NetworkX graph traversal around sender/receiver accounts. Detects structuring, layering, fan-out/in, and cycle patterns. Default depth 2; depth 3 when score > 80; recursive if flagged connections returned.

Rule A: skipped if score < 30 and domestic

Rule B: depth=3 if score > 80

Rule C: recursive if flagged_connections non-empty

③

regulatory_rule_checker

Checks GwG, FATF 40 Recommendations, EU 6AMLD, Wire Transfer Reg. 2015/847, and MiCA. Returns triggered rules with severity and exact statutory citations.

④

sar_report_generator

Generates a BaFin/GwG-format SAR for goAML submission. Only invoked at score ≥ 80 or confirmed sanctions match. Auto-populates narrative and appends GwG §47 Abs. 5 tipping-off warning.

Rule E: immediate if sanctions match detected

⑤

case_escalation_decider

Final arbiter. Accepts risk score, network risk tier, triggered rule count, and Claude's reasoning summary. Returns decision, case priority, SLA hours, and compliance queue. Always called last.

Conditional Branching Rules

The system prompt hardcodes five rules that override the default tool sequence — encoding the same proportionality judgments a senior compliance officer would apply intuitively.

Rule A — Low Risk Shortcut

IF score < 30 AND domestic THEN skip network analysis

Domestic low-risk transactions don't warrant graph traversal. Cuts latency for the majority of legitimate payments.

Rule B — Deep Network Analysis

IF score > 80 THEN network depth = 3

High-risk transactions require deeper traversal to surface layering across three degrees of separation.

Rule C — Recursive Investigation

IF flagged_connections not empty THEN re-run network on flagged account

One hop is insufficient — flagged accounts must be investigated to their source.

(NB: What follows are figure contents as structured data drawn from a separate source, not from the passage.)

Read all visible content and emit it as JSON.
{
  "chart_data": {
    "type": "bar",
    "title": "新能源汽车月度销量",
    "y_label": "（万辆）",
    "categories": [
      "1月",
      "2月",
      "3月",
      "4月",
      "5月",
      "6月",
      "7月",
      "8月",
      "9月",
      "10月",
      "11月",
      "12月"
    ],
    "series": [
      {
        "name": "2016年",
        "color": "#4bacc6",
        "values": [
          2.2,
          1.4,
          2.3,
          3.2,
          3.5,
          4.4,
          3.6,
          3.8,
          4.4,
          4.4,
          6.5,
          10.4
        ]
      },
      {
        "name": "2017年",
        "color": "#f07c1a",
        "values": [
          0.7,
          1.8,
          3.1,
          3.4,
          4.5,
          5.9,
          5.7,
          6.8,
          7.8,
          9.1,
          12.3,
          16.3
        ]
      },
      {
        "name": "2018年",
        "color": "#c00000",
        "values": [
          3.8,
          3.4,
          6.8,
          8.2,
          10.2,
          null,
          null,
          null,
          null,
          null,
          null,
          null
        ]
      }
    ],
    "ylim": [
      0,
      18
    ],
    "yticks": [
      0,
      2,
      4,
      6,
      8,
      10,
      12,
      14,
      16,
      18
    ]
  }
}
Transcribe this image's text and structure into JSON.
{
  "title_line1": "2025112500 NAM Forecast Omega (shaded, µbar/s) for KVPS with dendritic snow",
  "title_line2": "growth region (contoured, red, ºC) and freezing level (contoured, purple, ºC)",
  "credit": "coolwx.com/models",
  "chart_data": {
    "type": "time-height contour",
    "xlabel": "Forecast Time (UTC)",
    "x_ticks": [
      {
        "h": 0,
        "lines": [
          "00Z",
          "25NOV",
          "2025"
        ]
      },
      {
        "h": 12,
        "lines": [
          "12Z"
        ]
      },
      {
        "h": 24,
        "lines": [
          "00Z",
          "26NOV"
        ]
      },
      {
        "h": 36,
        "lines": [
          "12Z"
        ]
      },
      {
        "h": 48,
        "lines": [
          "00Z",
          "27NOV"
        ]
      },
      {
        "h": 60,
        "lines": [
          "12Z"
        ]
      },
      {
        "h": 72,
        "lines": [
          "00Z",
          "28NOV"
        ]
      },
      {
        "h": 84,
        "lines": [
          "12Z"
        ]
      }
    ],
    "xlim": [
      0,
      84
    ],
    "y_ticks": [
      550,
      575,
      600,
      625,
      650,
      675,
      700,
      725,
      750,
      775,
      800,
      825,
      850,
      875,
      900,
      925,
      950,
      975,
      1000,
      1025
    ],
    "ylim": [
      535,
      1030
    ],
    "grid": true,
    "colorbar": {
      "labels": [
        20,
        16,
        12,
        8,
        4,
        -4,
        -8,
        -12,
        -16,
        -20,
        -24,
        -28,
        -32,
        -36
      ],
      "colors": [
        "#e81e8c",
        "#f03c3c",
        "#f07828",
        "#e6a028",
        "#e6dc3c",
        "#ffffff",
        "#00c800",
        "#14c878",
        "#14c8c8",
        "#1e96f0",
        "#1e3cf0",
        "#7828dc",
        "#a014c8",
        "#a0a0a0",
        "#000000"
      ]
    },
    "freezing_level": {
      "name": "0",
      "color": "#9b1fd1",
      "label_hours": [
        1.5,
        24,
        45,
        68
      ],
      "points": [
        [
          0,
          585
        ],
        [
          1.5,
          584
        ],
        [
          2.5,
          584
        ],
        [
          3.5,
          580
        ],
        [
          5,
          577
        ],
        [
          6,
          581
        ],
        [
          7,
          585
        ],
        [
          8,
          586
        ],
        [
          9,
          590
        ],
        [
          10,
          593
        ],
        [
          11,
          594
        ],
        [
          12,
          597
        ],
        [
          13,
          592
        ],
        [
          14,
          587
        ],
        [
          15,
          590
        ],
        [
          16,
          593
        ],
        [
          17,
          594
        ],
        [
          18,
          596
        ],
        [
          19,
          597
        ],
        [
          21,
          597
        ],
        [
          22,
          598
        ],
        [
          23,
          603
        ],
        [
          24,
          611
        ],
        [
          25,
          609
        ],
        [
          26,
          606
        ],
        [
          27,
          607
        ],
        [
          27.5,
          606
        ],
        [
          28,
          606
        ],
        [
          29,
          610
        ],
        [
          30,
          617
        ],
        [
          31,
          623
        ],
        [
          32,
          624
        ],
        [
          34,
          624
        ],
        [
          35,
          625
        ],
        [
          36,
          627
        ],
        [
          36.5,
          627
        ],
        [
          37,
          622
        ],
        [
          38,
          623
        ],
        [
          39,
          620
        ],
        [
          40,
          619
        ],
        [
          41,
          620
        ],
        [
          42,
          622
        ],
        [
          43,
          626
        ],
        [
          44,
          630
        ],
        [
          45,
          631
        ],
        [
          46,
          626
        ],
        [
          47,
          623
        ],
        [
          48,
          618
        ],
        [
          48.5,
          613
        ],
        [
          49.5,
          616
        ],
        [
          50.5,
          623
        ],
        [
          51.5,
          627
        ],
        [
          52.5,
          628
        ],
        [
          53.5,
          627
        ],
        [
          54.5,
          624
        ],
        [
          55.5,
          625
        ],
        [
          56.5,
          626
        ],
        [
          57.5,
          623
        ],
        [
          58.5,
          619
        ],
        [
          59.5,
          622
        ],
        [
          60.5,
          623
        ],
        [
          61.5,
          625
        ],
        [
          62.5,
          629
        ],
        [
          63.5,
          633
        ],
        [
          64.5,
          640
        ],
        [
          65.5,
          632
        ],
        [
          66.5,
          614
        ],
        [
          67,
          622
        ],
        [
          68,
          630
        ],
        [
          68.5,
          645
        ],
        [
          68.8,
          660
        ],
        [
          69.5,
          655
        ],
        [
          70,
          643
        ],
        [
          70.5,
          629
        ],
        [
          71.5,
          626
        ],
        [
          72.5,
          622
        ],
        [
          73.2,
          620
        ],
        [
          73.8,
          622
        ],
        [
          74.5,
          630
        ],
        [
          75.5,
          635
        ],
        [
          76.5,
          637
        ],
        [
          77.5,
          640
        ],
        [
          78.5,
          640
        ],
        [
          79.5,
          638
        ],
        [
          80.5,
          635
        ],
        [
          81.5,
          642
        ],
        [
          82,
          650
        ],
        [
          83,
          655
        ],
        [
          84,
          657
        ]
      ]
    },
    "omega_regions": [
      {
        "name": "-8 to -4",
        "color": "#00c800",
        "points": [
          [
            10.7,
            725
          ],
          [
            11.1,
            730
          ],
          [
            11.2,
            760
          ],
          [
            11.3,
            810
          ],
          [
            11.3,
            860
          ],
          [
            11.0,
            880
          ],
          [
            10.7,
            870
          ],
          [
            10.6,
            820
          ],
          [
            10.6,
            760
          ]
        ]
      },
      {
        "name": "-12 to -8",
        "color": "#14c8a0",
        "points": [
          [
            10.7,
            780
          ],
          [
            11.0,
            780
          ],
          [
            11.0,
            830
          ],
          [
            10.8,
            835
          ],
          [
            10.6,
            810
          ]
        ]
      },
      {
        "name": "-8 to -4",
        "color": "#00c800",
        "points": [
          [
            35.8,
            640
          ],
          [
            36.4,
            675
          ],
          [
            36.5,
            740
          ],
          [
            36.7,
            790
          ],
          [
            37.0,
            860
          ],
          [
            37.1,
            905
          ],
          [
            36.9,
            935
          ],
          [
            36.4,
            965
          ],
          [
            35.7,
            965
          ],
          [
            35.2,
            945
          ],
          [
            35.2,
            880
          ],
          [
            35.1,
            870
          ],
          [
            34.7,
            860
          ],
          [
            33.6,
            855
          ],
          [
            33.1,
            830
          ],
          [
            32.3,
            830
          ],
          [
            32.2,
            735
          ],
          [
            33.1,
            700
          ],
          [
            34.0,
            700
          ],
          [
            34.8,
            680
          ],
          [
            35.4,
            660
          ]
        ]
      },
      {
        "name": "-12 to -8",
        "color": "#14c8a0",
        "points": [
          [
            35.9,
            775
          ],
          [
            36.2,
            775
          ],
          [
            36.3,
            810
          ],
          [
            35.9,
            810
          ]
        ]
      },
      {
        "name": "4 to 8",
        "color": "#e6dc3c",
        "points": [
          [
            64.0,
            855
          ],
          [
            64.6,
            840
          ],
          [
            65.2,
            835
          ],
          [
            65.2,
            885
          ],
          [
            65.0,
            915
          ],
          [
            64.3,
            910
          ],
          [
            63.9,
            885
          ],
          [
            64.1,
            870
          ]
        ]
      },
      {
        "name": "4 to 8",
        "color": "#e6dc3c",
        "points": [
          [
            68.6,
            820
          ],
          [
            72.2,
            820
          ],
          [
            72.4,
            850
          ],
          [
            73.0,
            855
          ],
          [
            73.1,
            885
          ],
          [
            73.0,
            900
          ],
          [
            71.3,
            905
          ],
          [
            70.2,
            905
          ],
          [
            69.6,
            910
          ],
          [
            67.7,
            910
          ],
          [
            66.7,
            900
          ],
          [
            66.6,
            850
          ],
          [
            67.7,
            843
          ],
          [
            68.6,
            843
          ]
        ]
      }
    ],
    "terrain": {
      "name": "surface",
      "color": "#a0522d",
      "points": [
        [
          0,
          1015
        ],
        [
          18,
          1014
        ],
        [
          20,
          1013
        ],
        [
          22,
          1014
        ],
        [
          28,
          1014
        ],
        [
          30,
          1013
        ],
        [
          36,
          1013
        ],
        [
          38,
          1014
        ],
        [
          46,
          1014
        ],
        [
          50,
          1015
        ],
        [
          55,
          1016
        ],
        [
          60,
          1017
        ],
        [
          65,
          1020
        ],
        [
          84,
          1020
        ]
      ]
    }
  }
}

Rule D — Grey Zone Analysis

IF 40 ≤ score ≤ 60 THEN document FOR / AGAINST before deciding

Ambiguous cases require documented balanced analysis — a formal pro/con for the audit trail before any escalation decision.

Rule E — Sanctions Fast-Track

IF sanctions match detected THEN SAR immediately, skip remaining tools

Sanctions matches are per-se SAR events under EU 6AMLD Art. 18 — no further analysis needed or permitted.

Conservative Default

IF uncertain between tiers THEN escalate higher

Under GwG §17, under-reporting carries criminal liability. The system prompt instructs Claude to default upward when in doubt.

System Prompt Architecture

The system prompt is divided into eight sections and treated as a legal instrument — the source file header reads: DO NOT modify regulatory citations in this file.

§1

Role Definition

Positions the agent as a licensed compliance officer. Sets accountability framing: "Every decision you make carries legal weight."

§2

Regulatory Framework

Exhaustive citation list: GwG §10, §17, §43, §47; FATF Rec. 16/19/20/29; EU 6AMLD; Wire Transfer Reg. 2015/847; MiCA 2023/1114.

§3

ReAct Protocol

Defines the Think → Act → Observe loop. Requires Claude to explicitly state what it learned from each tool result before deciding the next action.

§4

Tool Calling Order

Default sequence: scorer → network → rules → SAR → decider. Explicitly marked as overridable by the conditional rules in §5.

§5

Conditional Branching

Rules A through E. Prefixed "CRITICAL — You MUST follow these rules" to ensure reliable adherence.

§6

Decision Thresholds

Score-to-decision mapping: 0–29 CLEAR, 30–59 WATCHLIST, 60–79 ESCALATE, 80–100 SAR_REQUIRED, with SLA hours per tier.

§7

Output Format

Mandates a structured output block (DECISION, Risk Score, Key Findings, Regulatory Basis, Reasoning) for downstream parsing and audit logging.

§8

Behavioural Rules

Hard prohibitions: never fabricate tool results, always cite specific articles, never alert the customer (GwG §47 Abs. 5), default to SAR when uncertain.

AML Shield is in active development. Architecture and regulatory mappings are subject to change as the design is validated against production compliance requirements.